3 is a shunt element of a modification, and is formed of a cylinder 12 'and connection ends 13', 14 'protruding from the cylinder end.

Shunt assemblies of the various components can be soldered together by applying simple soldering and heat, for example by spreading the solder fast on the appropriate area. It has been found that this produces an assembly with very stable electrical properties. The ends of the shunt elements, the opposing regions of the strip forming the busbars, the holes through the shunt elements and parts of the in-hole connectors must be soldered together. It is also found that it is not important whether the holes 15 and 16 in the strip are filled with lead or not, and that the device is very resistant to resultant property problems, for example poor lead.

It is found that such shunt assemblies typically have very stable electrical properties over a current range of 200 mA to 100 A. The diameter of the manganese rod will usually be chosen to match the current range to be measured. Very low current can be measured when the diameter is small. At the limit, the same manganese rod or wire can be used for the shunt resistor and sense connections. For very large currents, multiple loads may be used in parallel, one load may have a sense connection, or the loads may be connected together or have both sense connections with an averaged output.

The current distribution through the central part of the shunt element may be quite uniform, but the distribution through the end of the shunt element and the neighboring part of the busbar will probably have a very complex pattern. However, there is no significant current crowding or the effect of some current crowding is almost balanced.

As mentioned above, it is an object of the present invention to achieve stable characteristics rather than to be accurately determined.

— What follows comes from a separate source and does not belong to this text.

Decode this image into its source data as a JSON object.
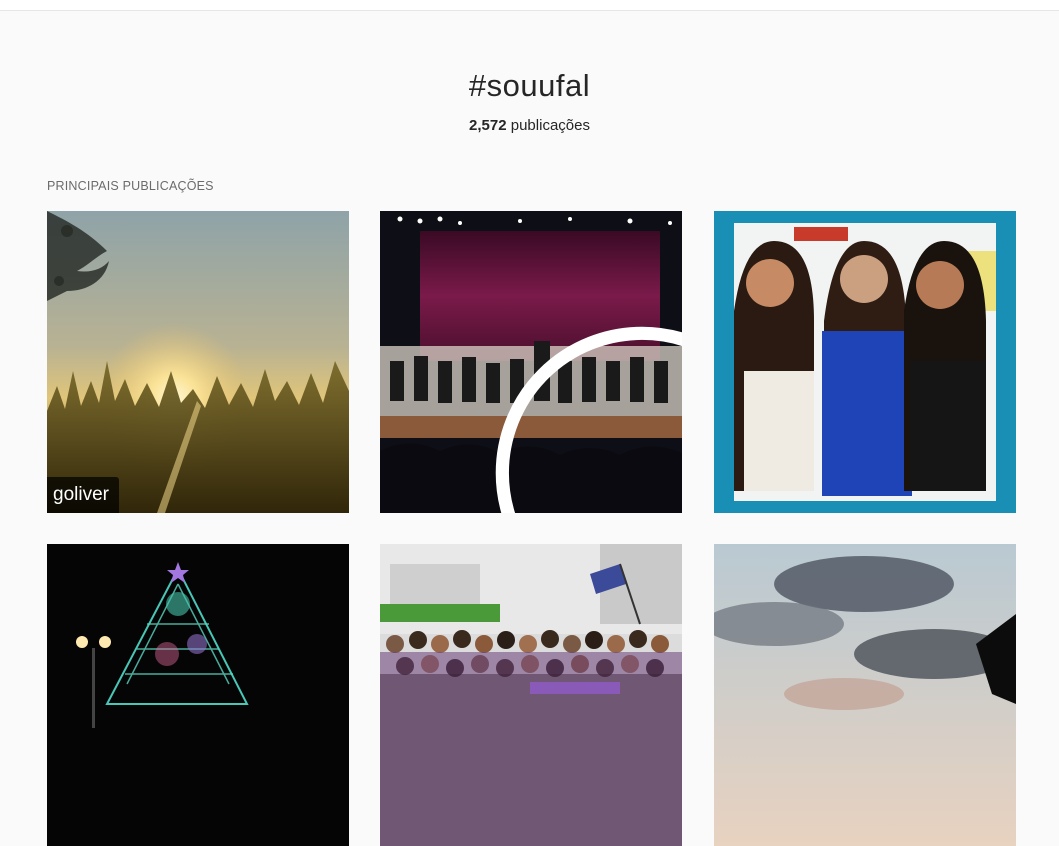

By cutting the shunt element to the appropriate length on a large rod of manganese, an accuracy of 1-15% can be achieved. If manganese rods are typically produced by extrusion and the diameter of the rods tends to increase as the extrusion die wears, it is desirable to measure the diameter of the manganese rods rather than using a nominal value indicating good accuracy. Do. However, when the diameter of the manganese rod is accurately controlled, much greater accuracy can be obtained, and when the diameter can be controlled for a resistance of 10 μm, it provides a resistance accuracy of about 0.1%. Deformation of lead etc. has a slight effect on accuracy.

If desired, the shunt element can be turned or grounded slowly after manufacture to adjust the diameter value of the rod. Typically, however, this value may be accurately measured and used to obtain an accurate current value from the measured voltage across the shunt element.

Claims (5)

Characterized in that it comprises a generally cylindrical shaped shunt element 12 made of ZTC material, a pair of current connectors 13 and 14, and flat shaped strips 10 and 11 attached to the ends of the shunt element. Shunt assembly for current measurement. The method of claim 1, characterized in that the current is measured by sensing a connector (13, 14) made of the same ZTC material connected to the end of the shunt element and passing through a hole in the current connector (10, 11). Assembly for current measurement. 3. An assembly for measuring current according to claim 2, wherein the sensing connector (14, 15) forms part of a continuous wire passing through the axial hole (17 in FIG. 2) through the shunt element (12). 3. An assembly for measuring current according to claim 2, wherein the sensing connector (14, 15) is formed in full extension of the shunt element (Figure 3). The novelty and inventiveness particularly described in the specification are within the spirit of clause 4H of the International Treaty (Paris Treaty).